Updated January 16, 1995

footnote: Analyses of immigrant usage of welfare in general are filled with pitfalls for the unwary reader. A number of possible distortions can arise if one is not careful.

For example, as we pointed out earlier, there has been a sharp upward time trend in immigrant welfare usage. Yet many published analyses (or summaries of analyses) on such usage fail to state the time period being used. Many analyses also fail to state whether they have excluded refugees from the figures.

In addition, many analyses of immigrants exclude the elderly, which as we have seen here, are major users of welfare. Most analyses also exclude U.S.-born minor children of immigrants. Those children are U.S. citizens, not immigrants, but by excluding such children, immigrant welfare use statistics are distorted, since those statistics ignore the fact that the immigrant parents obtain welfare via their citizen children.

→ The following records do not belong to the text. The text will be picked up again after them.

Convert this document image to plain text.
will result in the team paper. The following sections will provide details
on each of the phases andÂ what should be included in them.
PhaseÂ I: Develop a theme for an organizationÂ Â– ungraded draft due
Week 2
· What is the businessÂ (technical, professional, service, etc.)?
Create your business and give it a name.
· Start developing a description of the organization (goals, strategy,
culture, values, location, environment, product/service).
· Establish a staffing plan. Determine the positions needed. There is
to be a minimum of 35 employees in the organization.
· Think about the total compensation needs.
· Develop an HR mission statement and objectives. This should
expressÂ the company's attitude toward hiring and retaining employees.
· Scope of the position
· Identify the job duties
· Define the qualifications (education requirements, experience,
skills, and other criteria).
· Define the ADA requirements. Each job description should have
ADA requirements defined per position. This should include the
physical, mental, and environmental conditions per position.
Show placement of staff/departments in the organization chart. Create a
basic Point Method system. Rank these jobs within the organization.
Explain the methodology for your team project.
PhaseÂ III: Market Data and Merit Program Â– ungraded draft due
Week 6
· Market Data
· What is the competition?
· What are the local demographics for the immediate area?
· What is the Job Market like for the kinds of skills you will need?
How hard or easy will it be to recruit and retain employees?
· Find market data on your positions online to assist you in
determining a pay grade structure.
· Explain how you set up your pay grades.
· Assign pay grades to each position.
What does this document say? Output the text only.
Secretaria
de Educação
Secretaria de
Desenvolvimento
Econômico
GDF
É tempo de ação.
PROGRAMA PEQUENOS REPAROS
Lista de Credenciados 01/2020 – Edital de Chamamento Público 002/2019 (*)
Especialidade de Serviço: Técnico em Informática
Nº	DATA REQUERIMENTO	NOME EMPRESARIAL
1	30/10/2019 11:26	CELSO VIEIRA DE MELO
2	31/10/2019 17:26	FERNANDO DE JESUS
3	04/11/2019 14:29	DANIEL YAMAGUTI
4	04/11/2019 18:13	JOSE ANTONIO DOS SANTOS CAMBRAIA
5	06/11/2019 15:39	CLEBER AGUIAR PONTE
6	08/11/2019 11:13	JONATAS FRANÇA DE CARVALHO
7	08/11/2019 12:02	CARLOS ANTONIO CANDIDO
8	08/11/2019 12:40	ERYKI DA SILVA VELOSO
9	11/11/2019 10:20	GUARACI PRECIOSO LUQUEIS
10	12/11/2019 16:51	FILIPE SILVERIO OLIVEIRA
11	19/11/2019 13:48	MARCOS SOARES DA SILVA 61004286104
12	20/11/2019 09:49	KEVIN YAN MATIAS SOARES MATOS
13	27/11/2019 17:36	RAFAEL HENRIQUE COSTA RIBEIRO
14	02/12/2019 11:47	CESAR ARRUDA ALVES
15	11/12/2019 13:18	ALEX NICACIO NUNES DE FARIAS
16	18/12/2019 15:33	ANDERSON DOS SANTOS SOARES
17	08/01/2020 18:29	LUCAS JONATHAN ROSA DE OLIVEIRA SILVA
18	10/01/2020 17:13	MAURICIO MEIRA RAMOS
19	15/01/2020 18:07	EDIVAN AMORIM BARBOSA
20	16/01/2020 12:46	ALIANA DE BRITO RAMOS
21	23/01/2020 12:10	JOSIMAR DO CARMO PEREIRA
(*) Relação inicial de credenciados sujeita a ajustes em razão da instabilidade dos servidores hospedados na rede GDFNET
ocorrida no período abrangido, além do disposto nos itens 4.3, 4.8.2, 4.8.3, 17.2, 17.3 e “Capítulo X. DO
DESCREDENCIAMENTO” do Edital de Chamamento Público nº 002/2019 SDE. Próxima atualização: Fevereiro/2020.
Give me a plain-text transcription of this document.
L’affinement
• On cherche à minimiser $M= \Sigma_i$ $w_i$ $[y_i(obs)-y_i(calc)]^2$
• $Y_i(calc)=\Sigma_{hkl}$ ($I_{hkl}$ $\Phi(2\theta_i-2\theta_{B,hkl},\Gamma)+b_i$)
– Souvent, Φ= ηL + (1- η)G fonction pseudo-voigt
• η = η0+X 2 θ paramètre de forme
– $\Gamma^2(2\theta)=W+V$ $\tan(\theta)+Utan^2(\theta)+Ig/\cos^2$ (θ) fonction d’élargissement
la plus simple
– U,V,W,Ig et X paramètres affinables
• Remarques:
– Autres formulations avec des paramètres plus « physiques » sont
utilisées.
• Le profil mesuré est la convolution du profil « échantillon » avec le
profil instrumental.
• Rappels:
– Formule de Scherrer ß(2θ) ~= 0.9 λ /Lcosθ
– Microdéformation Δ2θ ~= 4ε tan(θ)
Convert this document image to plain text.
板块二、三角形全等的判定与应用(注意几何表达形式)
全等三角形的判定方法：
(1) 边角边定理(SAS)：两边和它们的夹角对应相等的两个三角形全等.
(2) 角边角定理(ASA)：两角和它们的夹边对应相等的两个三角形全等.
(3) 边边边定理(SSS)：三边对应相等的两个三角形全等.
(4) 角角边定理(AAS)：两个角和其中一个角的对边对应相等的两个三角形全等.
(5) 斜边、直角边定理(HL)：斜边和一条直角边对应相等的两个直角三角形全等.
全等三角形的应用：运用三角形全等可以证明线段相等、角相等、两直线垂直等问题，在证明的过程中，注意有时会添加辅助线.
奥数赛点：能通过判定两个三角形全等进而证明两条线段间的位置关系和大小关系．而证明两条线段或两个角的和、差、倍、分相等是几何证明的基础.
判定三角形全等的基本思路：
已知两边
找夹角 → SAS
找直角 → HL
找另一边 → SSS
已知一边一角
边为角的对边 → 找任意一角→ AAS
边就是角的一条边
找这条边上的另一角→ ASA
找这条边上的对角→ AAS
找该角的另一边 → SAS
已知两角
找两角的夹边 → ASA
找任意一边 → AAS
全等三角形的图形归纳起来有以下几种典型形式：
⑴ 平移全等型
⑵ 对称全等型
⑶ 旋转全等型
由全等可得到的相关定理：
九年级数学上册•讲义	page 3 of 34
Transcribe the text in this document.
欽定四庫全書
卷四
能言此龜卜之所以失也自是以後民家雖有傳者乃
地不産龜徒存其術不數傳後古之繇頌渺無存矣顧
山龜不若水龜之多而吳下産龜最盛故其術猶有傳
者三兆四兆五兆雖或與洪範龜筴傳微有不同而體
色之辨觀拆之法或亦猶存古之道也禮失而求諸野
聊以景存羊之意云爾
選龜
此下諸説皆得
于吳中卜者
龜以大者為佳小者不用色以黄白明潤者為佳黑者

For these reasons, it is more realistic to use a household basis for analysis. The 1990 Census data show that about 12% of immigrant-headed households in California contain at least one person on welfare, versus about 9% of the native-headed households. In other words, an immigrant-headed household is 33% more likely than a native-headed household to receive some welfare money. See ``Immigrants in California: Finding from the 1990 Census,'' Hans Johnson, California Research Bureau, 1993.